Descontentamento é, de longe, a palavra que melhor define a infinita significância da decepção. Em suma, é quando os seus sentimentos são tratados como algo tolo, do tipo desprezível e rejeitável. É como se os esforços fossem para o chão, arremessados numa velocidade que, somada à força gravitacional e à massa, despedaça por inteiro tudo aquilo que se sente.
Ainda assim, de forma surreal e inexplicável, nada diminui. A compreensão se apodera, mesmo quando não se é compreendido. A dor e o descontentamento ficam, mas a calmaria trazida pelo sentimento verdadeiro é maior, mais eficaz e vale a pena.
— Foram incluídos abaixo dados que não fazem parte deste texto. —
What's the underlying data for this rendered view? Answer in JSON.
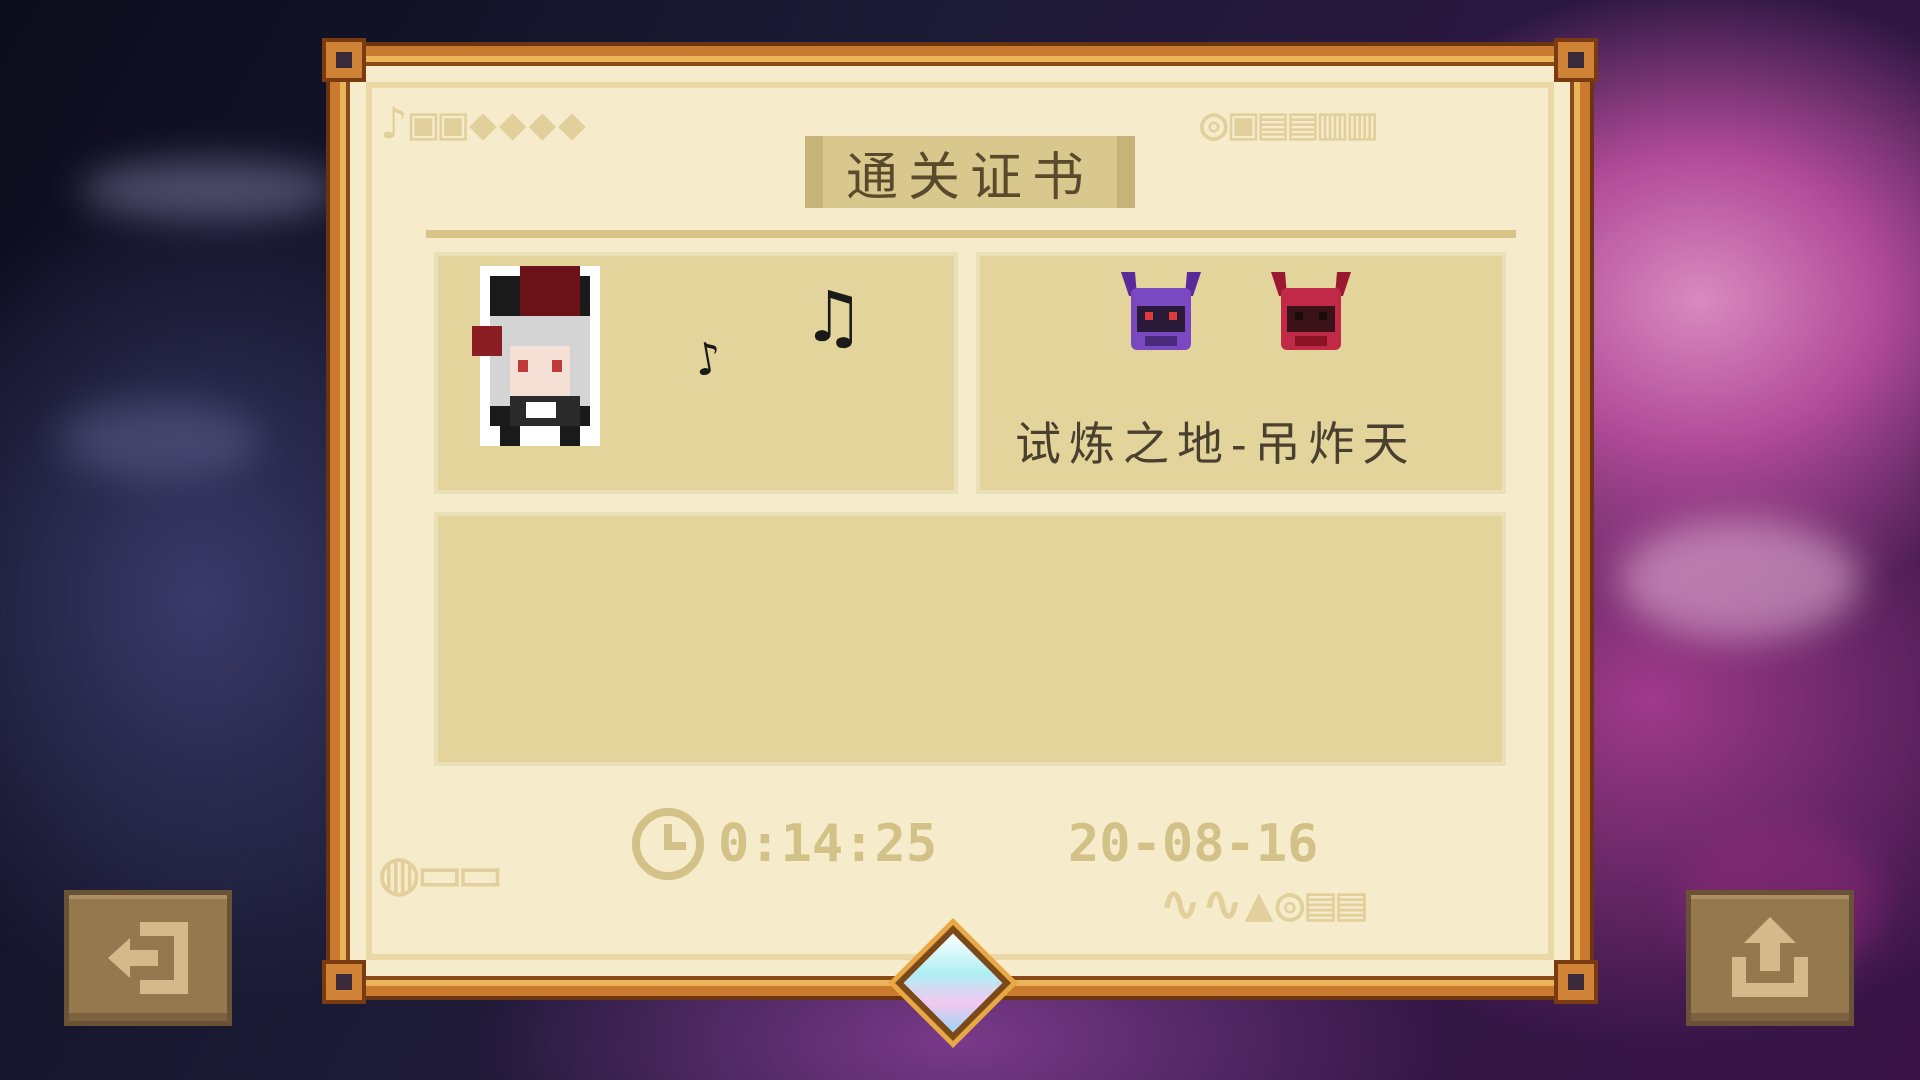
{
  "certificate": {
    "title": "通关证书",
    "stage_name": "试炼之地-吊炸天",
    "time": "0:14:25",
    "date": "20-08-16"
  },
  "icons": {
    "exit": "exit-door-icon",
    "share": "share-upload-icon",
    "clock": "clock-icon",
    "gem": "diamond-gem-icon",
    "bosses": [
      "purple-horned-helmet-icon",
      "red-horned-helmet-icon"
    ],
    "notes": [
      "eighth-note-icon",
      "beamed-notes-icon"
    ]
  },
  "colors": {
    "frame": "#c97a2e",
    "parchment": "#f6eccc",
    "panel": "#e2d49a",
    "info_text": "#d3c287",
    "button": "#96784e",
    "boss_purple": "#6a38a8",
    "boss_red": "#b0203a"
  }
}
É tratado como besteira e tolice quando se sente trocado. Por mais que seja procurada, a compreensão se desvanece, sem ao menos dar às caras. E aí a confusão se forma, de tão taxado, você não sabe se é certo ou é mais um “escândalo desnecessário”.
Em meio a tanta tormenta, uma data especial teria a missão de desfazer toda a adrenalina e coisa e tal. Em vão. Não basta ser trocado por quem mais se quer, tem que ser ignorado por quem mais se quis. Mas, e aí, onde esteve tanta cumplicidade, tantas promessas e histórias falsas de que tudo seria eterno, passasse o tempo que passasse.
Asas quebradas, inutilizadas e desvalorizadas. A rejeição do próprio eu. Confusão, alarde, balbúrdia e sinônimos afins. Mas, e aí, onde tudo foi parar?
Entre tantos atos, um deles é capaz de incomodar e machucar mais.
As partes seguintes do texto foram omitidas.